Monday, September 03, 2007

in the craw



guy and are on the atlantic ocean again, in ocean city, maryland. very similar to last year...sun, sand, cellulite. beer, friends, family. guy not wearing sunscreen, me getting slammed into the beach by ferocious waves when i turn my back.

guy's aunt w. has made a turkey and black forest ham, and just set it out on the counter for anyone to eat at any time. it's delicious, juicy, greasy, running down face yummy.

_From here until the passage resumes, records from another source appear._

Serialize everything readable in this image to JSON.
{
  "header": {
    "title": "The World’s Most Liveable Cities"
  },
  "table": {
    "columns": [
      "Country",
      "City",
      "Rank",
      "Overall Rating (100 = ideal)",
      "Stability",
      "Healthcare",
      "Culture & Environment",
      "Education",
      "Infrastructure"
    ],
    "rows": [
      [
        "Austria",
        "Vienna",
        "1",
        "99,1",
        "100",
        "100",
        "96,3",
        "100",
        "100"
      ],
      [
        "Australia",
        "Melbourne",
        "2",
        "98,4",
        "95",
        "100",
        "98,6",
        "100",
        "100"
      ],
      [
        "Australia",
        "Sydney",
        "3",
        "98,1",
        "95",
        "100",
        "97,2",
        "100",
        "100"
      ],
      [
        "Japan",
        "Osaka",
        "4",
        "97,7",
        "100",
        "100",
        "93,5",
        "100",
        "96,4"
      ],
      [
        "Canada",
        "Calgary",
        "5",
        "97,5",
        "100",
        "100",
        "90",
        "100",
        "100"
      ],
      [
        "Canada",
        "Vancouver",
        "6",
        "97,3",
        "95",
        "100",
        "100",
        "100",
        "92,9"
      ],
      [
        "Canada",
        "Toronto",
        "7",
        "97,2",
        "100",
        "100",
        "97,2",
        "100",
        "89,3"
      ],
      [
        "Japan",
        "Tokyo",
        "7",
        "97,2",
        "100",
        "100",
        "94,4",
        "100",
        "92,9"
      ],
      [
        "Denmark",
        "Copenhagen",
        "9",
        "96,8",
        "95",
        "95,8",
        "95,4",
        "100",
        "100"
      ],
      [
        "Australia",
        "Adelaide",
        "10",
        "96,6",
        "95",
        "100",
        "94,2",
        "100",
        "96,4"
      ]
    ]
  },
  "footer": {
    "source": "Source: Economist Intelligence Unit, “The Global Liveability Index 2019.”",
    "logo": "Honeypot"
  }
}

this morning we took a bike ride all the way from 78th street to Fenwick, which is just passed 149th. that's kind of a lot of blocks, comparative to nothing, but in second place would be walking 30+ blocks in manhattan with D. in 2001. the bike ride was truly fun, something i haven't done in god knows how many years. i felt wobbly at first. we had no idea we were riding with the wind all the blocks on the way, until we turned around and fought wind all the way home. fantastic.

tan. guy is super blonde. soon we take showers, wash the sand out of our craws, get in the car - me driving the rental V6, yay - and head to guy's dads house where we will overdrink, and crash out early for certain.

cheers.

ps. happy birthday to guy yesterday, happy birthday to me tomorrow. we are now 37. hmmm.